Pedagogia senza età

L’adulto che siamo, il bambino che siamo stati: a tu per tu con Daniele Novara

Quanto pesa, nell'adulto che siamo, il bambino che siamo stati? A Cagliari, alla conferenza nazionale "Aprire Orizzonti 2025" promossa dalla cooperativa sociale Casa Emmaus, il pedagogista ha evidenziato l’importanza della ribellione, del litigare bene, dell'imparare a stare nei conflitti gestendoli bene. Competenze che si imparano da bambini e che fanno la differenza nella vita adulta. Ma che anche "da grandi" si possono imparare. «L’adulto deve togliere innanzi tutto e poi recuperare gli elementi positivi della sua esperienza e su quello sviluppare nuove competenze», dice

di Luigi Alfonso

«Un adolescente che parla solo con la mamma è un caso clinico». «La violenza dei ragazzi di oggi? Un dato empirico ci dice che non sono più violenti di quelli delle generazioni precedenti. E di certo non sono più ribelli. Fanno più fatica a stare insieme, questo sì, perché i social li isolano». «I genitori devono cercare di evitare l’intimità con gli adolescenti: quella puoi averla con i bambini, ma i ragazzi hanno e devono avere la loro vita fuori dalla famiglia».

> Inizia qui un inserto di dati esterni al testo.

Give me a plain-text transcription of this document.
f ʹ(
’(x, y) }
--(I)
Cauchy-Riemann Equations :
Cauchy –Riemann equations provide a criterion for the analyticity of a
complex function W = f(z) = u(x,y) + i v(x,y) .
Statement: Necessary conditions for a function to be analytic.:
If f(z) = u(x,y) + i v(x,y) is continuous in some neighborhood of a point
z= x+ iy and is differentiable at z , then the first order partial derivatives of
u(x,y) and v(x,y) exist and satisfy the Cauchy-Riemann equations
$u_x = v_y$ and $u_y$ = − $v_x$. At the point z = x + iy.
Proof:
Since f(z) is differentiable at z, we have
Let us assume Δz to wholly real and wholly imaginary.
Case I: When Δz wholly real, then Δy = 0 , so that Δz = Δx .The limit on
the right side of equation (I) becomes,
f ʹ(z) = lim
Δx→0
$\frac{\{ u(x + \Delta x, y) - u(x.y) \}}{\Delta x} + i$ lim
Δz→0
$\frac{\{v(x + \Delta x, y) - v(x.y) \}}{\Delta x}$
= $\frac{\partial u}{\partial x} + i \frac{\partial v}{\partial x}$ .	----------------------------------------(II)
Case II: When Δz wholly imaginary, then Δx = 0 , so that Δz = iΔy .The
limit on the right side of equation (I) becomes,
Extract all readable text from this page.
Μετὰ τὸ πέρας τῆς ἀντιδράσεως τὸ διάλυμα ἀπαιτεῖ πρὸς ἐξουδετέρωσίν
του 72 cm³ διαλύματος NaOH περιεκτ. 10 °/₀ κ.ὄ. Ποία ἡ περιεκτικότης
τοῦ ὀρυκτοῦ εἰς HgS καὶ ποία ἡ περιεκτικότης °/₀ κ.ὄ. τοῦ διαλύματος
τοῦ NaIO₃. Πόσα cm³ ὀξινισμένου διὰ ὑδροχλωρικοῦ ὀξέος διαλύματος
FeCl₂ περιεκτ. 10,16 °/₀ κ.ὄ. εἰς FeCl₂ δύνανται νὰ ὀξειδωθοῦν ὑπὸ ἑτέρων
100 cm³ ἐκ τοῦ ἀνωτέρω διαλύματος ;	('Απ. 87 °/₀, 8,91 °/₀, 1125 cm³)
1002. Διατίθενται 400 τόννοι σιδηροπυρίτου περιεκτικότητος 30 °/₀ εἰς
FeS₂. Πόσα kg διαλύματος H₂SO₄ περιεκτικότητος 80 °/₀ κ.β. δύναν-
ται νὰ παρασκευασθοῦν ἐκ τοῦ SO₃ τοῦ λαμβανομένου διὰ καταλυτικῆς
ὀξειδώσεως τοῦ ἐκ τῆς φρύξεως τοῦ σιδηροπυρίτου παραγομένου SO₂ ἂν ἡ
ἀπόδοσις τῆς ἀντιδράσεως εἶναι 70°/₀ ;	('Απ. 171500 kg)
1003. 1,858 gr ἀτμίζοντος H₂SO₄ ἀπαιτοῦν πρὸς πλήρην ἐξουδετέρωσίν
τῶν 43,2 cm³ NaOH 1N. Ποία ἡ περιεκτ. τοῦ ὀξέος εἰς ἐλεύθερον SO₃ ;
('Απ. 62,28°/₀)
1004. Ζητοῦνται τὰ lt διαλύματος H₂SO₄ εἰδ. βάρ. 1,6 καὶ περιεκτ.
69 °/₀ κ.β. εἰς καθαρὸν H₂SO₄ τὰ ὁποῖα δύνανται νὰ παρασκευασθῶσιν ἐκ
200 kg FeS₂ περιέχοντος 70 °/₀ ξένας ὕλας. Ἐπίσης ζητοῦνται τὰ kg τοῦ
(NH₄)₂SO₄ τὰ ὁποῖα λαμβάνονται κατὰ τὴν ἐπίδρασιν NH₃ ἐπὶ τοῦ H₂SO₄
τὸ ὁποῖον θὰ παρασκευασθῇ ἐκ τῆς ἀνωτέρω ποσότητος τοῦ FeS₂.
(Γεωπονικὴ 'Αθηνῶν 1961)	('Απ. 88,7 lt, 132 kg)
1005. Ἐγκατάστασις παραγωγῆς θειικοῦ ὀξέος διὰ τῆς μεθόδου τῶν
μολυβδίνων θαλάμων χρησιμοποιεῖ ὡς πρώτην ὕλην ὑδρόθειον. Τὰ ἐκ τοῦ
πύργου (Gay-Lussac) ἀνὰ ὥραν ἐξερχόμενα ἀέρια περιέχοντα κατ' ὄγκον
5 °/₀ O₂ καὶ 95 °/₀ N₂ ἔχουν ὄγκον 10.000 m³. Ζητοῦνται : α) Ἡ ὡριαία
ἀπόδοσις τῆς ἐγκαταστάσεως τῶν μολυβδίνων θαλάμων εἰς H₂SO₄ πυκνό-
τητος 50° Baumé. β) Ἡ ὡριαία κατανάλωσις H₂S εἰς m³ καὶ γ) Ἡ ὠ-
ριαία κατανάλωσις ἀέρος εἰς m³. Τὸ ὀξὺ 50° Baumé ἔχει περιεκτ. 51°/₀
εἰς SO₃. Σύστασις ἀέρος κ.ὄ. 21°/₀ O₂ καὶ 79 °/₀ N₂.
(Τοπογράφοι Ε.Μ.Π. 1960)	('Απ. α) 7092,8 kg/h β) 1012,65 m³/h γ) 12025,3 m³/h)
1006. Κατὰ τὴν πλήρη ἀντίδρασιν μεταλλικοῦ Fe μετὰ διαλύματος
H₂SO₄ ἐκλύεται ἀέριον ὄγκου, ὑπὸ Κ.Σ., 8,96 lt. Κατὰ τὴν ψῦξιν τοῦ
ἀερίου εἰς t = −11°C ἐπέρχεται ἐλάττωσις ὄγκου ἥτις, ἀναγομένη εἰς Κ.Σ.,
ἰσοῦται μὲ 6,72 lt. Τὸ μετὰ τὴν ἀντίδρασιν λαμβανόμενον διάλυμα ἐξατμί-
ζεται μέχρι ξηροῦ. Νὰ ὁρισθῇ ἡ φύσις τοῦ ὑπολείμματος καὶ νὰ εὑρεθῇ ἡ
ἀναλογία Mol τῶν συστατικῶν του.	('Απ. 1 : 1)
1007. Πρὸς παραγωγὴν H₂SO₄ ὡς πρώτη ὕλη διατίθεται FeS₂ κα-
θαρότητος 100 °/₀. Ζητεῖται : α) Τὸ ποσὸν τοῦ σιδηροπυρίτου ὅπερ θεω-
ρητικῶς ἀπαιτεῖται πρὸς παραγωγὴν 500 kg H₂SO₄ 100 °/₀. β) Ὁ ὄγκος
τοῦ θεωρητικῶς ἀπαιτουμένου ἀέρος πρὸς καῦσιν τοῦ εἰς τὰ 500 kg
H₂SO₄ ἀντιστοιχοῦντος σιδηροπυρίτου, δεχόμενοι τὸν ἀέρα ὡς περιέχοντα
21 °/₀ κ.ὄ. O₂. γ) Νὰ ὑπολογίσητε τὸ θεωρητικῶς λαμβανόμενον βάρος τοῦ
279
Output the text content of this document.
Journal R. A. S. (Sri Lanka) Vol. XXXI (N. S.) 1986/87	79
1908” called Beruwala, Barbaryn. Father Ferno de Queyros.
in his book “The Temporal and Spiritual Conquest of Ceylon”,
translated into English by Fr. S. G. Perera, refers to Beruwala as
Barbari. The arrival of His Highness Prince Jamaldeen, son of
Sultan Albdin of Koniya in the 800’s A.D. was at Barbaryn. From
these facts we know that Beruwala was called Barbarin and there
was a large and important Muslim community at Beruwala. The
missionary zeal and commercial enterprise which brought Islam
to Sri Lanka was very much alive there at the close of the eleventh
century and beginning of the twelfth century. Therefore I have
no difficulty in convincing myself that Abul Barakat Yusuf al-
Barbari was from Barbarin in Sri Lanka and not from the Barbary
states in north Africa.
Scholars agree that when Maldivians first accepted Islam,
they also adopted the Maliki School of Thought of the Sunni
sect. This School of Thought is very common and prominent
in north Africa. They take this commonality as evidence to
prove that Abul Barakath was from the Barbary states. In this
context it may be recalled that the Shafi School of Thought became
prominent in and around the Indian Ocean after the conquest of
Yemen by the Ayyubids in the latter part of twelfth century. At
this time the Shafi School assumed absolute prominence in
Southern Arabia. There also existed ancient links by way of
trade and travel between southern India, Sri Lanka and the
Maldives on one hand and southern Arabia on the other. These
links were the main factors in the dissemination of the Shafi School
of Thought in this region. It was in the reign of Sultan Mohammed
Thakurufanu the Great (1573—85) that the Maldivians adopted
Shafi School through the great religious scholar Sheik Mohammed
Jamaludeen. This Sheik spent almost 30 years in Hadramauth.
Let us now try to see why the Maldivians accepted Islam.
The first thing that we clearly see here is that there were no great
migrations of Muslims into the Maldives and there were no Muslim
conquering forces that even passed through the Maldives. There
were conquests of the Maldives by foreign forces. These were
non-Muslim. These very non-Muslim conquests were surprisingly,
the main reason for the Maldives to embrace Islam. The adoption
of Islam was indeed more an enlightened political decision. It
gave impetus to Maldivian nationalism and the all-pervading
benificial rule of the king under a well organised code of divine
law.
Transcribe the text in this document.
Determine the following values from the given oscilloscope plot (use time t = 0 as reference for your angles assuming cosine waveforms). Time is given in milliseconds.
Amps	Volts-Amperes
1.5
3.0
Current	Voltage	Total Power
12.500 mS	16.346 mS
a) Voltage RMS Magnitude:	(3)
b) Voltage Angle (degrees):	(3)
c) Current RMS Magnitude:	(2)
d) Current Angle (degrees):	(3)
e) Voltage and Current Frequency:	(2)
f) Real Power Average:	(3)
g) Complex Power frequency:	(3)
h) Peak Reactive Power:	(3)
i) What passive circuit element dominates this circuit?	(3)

Le parole di Daniele Novara, pedagogista, direttore del Centro psicopedagogico per l’educazione e la gestione dei conflitti – Cpp di Piacenza, vanno sempre dritte al punto. In questi giorni è intervenuto a Cagliari per “Aprire Orizzonti 2025”, la conferenza nazionale che la cooperativa sociale Casa Emmaus di Iglesias propone da parecchi anni a questa parte. Il tema era particolarmente intrigante: Il bambino del passato e/è l’adulto del presente.

Il pedagogista Daniele Novara durante il suo intervento a Cagliari

«Quando sento nel mio studio qualche genitore che dice: “Voglio avere un bel rapporto con mio figlio”, faccio subito presente che a 17 anni è impossibile. L’adolescente “normale” è agitato, c’è niente da fare. L’adolescente “anomalo” è quello che si isola nella cameretta. Bisogna proccuparsi per gli adolescenti che sono troppo tranquilli, perché sotto l’apparenza può esserci qualcosa di problematico, qualche nodo da affrontare: intendo dire che è normale, alla loro età, essere ribelli e provocatori. Ben venga la ribellione», sottolinea.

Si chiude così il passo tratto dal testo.